Selling, general and administrative expenses are anticipated to decrease 2-4%. Operating income is expected between $50-$70 million. Excluding expected restructuring charges, the adjusted operating income is projected to be $130-$150 million. Adjusted earnings per share are estimated between 18 cents and 21 cents.

This Zacks Rank #3 (Hold) stock has declined 7.4% in the past three months compared with the industry’s fall of 1.9%.

Key Picks

Some better-ranked stocks in the same space are The Gap, Inc. (GPS - Free Report) , Skechers U.S.A., Inc. (SKX - Free Report) and Abercrombie & Fitch Co. (ANF - Free Report) .

The Gap is a premier international specialty retailer offering a diverse range of clothing, accessories and personal care products. It sports a Zacks Rank #1 (Strong Buy) at present. You can see the complete list of today’s Zacks #1 Rank stocks here.

The Zacks Consensus Estimate for GPS’s current fiscal-year earnings and sales indicates declines of 0.3% and 4.9%, respectively, from the year-ago reported figures. GPS has a trailing four-quarter average earnings surprise of 180.9%.

Skechers designs, develops, markets and distributes footwear for men, women and children. It currently flaunts a Zacks Rank #1.

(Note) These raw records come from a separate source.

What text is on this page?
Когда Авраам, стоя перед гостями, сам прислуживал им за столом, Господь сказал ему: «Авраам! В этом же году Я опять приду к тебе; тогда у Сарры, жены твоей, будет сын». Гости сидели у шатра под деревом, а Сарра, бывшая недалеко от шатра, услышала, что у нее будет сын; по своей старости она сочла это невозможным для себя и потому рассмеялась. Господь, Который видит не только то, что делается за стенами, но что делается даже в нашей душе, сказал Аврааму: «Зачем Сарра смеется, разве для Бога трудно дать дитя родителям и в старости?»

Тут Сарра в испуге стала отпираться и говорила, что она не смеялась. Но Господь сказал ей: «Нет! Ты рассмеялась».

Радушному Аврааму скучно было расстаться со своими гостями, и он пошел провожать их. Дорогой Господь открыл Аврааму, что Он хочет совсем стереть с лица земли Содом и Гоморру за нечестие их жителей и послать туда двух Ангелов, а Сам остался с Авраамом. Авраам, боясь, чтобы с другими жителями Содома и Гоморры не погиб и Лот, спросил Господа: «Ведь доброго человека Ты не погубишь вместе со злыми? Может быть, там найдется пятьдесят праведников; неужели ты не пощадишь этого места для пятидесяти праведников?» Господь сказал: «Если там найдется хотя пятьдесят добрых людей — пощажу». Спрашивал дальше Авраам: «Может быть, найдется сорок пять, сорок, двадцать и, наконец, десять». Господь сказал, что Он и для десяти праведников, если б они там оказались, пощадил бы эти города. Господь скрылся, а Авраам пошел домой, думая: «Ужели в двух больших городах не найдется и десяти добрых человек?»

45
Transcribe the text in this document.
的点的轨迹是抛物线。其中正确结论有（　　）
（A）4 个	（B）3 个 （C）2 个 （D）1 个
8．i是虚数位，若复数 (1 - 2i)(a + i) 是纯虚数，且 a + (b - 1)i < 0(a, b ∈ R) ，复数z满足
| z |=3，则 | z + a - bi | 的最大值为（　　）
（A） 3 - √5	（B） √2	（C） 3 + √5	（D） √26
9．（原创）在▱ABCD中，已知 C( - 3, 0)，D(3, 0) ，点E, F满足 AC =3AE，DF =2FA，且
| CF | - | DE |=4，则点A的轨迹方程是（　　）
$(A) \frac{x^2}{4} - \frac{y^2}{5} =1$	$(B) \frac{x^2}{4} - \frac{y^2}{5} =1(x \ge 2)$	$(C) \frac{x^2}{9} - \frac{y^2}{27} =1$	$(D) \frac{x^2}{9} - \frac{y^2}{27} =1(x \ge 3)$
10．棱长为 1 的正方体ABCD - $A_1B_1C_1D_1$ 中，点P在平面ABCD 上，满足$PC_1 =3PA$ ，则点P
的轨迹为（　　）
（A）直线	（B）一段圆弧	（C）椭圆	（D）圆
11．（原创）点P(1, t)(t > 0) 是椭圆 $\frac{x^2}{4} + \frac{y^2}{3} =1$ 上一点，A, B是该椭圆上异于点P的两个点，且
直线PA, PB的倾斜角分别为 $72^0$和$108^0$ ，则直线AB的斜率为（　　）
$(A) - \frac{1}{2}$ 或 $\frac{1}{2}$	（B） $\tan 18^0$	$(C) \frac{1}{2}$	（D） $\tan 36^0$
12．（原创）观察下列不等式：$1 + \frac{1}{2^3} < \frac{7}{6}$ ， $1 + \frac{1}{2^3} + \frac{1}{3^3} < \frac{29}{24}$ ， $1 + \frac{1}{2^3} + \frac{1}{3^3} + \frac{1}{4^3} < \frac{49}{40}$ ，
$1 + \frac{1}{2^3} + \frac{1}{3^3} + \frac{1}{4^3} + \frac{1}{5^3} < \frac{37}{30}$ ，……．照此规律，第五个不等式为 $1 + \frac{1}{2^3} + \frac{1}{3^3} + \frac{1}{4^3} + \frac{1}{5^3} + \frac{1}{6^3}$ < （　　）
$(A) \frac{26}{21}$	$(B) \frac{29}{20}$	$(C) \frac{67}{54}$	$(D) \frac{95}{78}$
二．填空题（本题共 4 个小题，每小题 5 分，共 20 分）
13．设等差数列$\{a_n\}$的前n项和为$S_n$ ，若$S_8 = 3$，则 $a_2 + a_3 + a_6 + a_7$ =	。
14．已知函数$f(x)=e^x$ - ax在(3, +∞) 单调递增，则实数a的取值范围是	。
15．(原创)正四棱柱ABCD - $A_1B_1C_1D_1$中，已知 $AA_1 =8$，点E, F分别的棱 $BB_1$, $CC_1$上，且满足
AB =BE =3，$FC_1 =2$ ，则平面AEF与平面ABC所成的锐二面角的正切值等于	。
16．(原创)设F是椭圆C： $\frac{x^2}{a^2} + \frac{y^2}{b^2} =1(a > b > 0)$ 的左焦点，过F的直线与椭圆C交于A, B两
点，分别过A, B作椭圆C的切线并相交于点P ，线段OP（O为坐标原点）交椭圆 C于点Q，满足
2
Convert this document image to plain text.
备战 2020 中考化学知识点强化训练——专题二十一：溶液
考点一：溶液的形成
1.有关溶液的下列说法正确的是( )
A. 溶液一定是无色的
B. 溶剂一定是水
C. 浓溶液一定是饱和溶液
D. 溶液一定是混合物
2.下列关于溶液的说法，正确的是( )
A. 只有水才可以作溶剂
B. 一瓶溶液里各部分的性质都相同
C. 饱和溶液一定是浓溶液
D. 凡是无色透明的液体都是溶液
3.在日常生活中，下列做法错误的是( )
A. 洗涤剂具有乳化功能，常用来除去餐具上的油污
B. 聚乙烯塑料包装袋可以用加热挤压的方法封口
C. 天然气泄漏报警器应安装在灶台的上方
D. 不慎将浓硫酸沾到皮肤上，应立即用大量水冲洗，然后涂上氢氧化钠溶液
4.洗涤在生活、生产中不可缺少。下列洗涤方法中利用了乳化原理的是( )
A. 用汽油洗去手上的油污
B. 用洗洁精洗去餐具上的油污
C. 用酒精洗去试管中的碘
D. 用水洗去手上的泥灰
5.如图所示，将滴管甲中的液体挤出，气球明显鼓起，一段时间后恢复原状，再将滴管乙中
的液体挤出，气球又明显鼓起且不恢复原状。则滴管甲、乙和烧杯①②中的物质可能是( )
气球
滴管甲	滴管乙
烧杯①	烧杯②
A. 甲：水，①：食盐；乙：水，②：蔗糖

The Zacks Consensus Estimate for Skechers’ current financial-year earnings and sales indicates growth of 15.2% and 10.3%, respectively, from the year-earlier levels. SKX has a trailing four-quarter average earnings surprise of 34.1%.

Abercrombie is a specialty retailer of premium, high-quality casual apparel. It currently has a Zacks Rank of 2 (Buy). ANF has a trailing four-quarter average earnings surprise of 715.6%.

The Zacks Consensus Estimate for Abercrombie’s current fiscal-year earnings and sales indicates growth of 20.1% and 5.9%, respectively, from the prior-year actuals.